“I’m much obliged, but I don’t happen to be interested. I have seen too many persons apparently moved by them already. What I want to know is, is Jack Purchase going to be moved by them for ever.”

Audrey had never looked away from my face. Although she might not have been aware of it, in her voice there came a touch of anxiety.

“Norah, you’re not fond of Mr Carter, are you?”

“Well—in a kind of a way.”

“In a kind of a way? What kind of a way? Remember, child, that what is sport to you may be—something else to me.”

I was in a mischievous frame of mind. Each moment the mood was growing on me. What is more, my courage had returned. When I thought of what I had suffered at the hands of those four girls, and realised that now an opportunity had come—though goodness only knew whence, or how, or why!—to pay them back some of their own coin, an imp of malice seemed to enter into me, so that I did not care what I did or said. Ignoring Audrey’s evident earnestness I tried to seem as indifferent as I could.

“I don’t like him as much as I do Jack Purchase.”

“Don’t you, indeed!” retorted Doris, still with her face upturned. “What an altogether delightful person you seem to have suddenly become—such a storehouse of all the sisterly virtues. You have my permission to like Mr Purchase as much as you please; and he is at liberty to like you—if he is that sort of person.”

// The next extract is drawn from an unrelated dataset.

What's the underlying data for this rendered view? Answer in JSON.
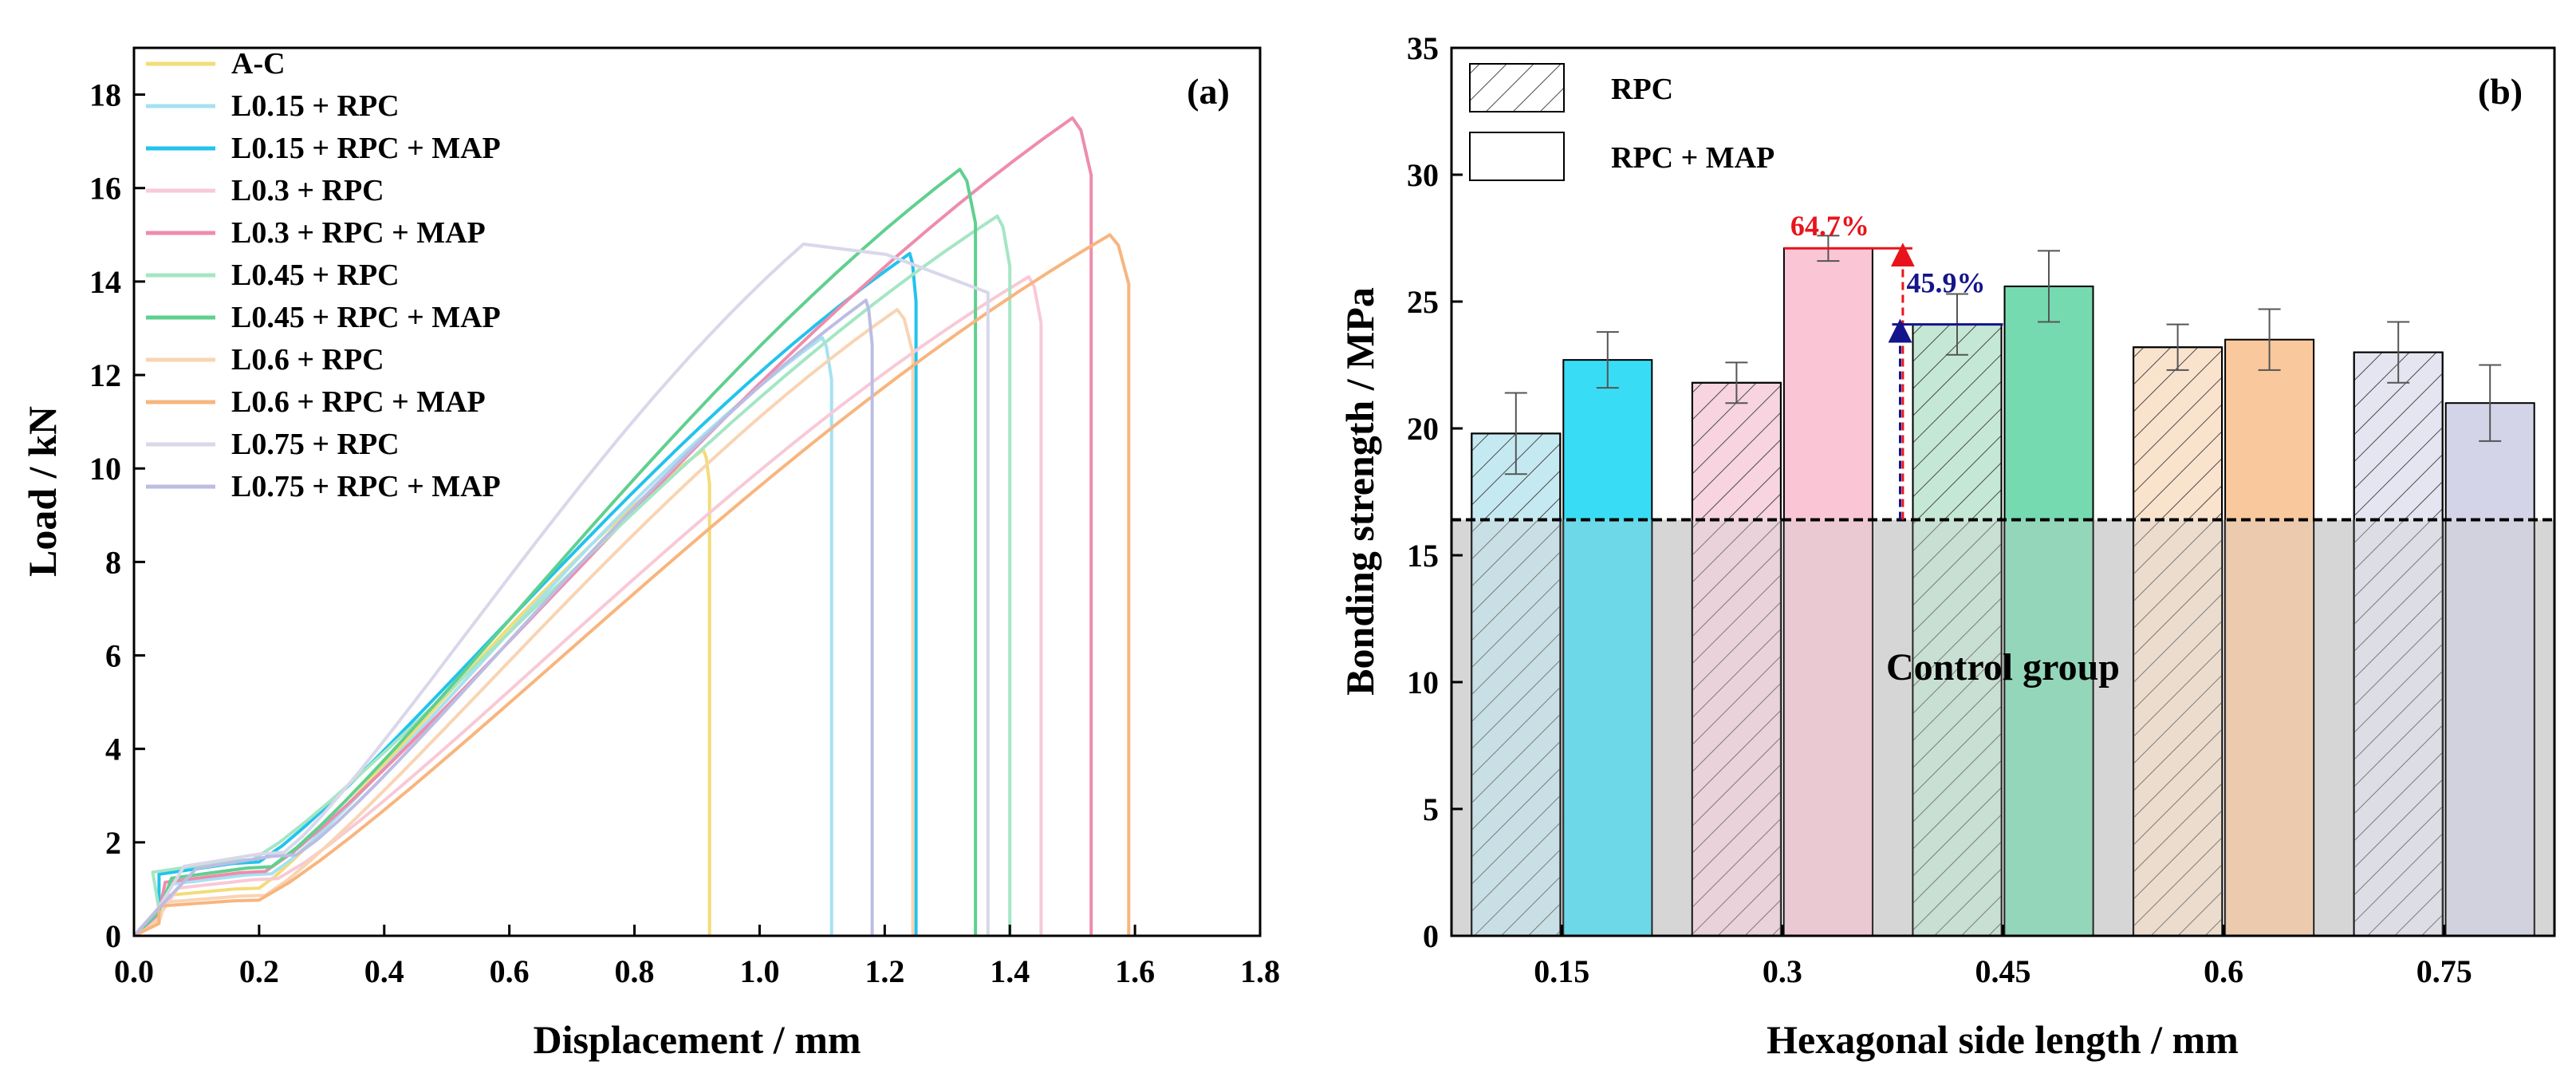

“It’s ridiculous!” cried Lilian, in that vicious way of hers. “Norah is nothing but a great, ungainly, awkward gawk. She always has been, and always will be. She is as little likely to appeal to a decent man as one of Barnum’s freaks. The only kind of person to whom she is likely to commend herself is such a monstrosity as Crooked Ben.”

When she said that, I went hot all over. I made up my mind that I would show her no mercy, at any rate.